解約時の手数料は仕方ない

投資信託には様々な手数料がかかります。

その中でも、解約時にかかる手数料が『信託財産留保額』です。

ただ、信託財産留保額は厳密には手数料とは違い、どちらかというと『迷惑料』的な意味合いが強いと言えます。

投資信託というのは、たくさんの投資家から集めた資金を株や債券などに投資しています。

しかし、途中で投資家の誰かが投資信託を解約するとなると、せっかく買った株や債券などをその投資家のために売却して現金化しなくてはなりません。

株や債券などを売却すると売却手数料などの費用がかかるのですが、この費用は、投資家から集めた投資信託の運用資金から支払われるのです。

つまり、残った(保有し続けている)投資家が、去っていく(解約する)投資家のために売却手数料などの費用を負担しているといえるのです。

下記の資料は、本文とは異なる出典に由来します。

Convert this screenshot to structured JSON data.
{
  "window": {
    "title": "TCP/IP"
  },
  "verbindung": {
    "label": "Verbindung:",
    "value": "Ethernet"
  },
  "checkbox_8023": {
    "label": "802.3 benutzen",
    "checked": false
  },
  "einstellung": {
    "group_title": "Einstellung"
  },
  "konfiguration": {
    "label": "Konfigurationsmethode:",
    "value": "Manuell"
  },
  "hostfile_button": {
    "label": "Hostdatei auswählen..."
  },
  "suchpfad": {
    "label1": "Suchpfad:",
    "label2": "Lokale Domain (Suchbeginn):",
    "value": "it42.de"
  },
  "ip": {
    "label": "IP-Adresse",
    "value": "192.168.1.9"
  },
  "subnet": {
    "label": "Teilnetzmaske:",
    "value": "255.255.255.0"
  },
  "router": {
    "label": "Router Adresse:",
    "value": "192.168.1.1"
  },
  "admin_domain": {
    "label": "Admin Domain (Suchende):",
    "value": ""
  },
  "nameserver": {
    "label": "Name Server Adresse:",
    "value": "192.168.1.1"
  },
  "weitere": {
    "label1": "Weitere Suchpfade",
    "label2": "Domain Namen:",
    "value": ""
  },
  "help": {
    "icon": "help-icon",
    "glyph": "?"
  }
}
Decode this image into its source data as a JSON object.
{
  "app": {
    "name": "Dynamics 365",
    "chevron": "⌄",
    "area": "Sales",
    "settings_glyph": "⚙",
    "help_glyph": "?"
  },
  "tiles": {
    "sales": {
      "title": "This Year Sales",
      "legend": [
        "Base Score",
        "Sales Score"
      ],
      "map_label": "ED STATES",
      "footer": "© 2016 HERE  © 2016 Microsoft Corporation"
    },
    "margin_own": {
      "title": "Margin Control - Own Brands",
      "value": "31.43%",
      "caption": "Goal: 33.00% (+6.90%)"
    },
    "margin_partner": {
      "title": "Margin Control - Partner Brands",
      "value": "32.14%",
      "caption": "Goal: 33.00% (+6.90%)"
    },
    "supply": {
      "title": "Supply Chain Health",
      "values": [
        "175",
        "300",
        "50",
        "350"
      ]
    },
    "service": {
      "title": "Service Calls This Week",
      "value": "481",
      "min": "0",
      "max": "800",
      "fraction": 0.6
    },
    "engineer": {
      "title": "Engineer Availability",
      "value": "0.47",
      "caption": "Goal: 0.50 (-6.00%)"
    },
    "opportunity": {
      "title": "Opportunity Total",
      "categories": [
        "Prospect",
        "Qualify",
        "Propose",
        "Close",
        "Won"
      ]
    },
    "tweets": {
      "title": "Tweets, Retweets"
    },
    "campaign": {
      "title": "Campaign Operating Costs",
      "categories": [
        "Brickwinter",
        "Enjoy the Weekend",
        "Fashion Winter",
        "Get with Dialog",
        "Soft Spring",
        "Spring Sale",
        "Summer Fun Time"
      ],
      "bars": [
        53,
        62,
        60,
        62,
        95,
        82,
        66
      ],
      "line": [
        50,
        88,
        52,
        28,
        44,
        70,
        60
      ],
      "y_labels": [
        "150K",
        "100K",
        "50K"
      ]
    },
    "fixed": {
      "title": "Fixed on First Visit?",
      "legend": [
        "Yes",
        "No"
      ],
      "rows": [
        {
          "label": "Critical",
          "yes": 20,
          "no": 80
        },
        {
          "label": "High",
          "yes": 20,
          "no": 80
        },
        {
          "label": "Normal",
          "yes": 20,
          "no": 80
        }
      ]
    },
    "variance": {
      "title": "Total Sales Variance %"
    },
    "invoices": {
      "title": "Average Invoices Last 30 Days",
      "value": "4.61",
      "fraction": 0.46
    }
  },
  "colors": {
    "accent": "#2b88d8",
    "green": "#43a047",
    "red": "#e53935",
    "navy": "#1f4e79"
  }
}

残った投資家がこの費用を負担するのはなんだか納得いかない気がしませんか?


そこで、そんな不公平感を無くすために、去っていく(解約する)投資家に現金化するための費用を負担させる目的で設けられたのが、信託財産留保額というわけなんです。


去っていく(解約する)投資家に対して、「勝手に解約しやがって!手数料置いてけコノヤロー!」と請求するものと思えばいいでしょう(ちょっと乱暴でしたね・苦笑)。



この信託財産留保額には、『迷惑料』としての意味合いとは別の意味合いもあるといえます。

それは、投資信託を頻繁に解約することを防ぐ『抑止力』としての意味合いです。

投資信託は、集まった資金が多ければ多いほど運用の幅が広がり安定してくるという性質がありますので、頻繁に解約されると運用資金が減少し、保有者が不利になってしまいます。

そこで、信託財産留保額を設けて頻繁に解約することを抑止し、投資信託の運用を安定させるのです。

以上のような理由から、長期に渡って安定的に運用するためには、むしろ信託財産留保額を取る投資信託の方が良いともいえるでしょう。

今日のポイント
信託財産留保額は、解約するときに支払う『 迷惑料

長期安定運用を目指すなら、 むしろ信託財産留保額を取る投資信託の方が良い!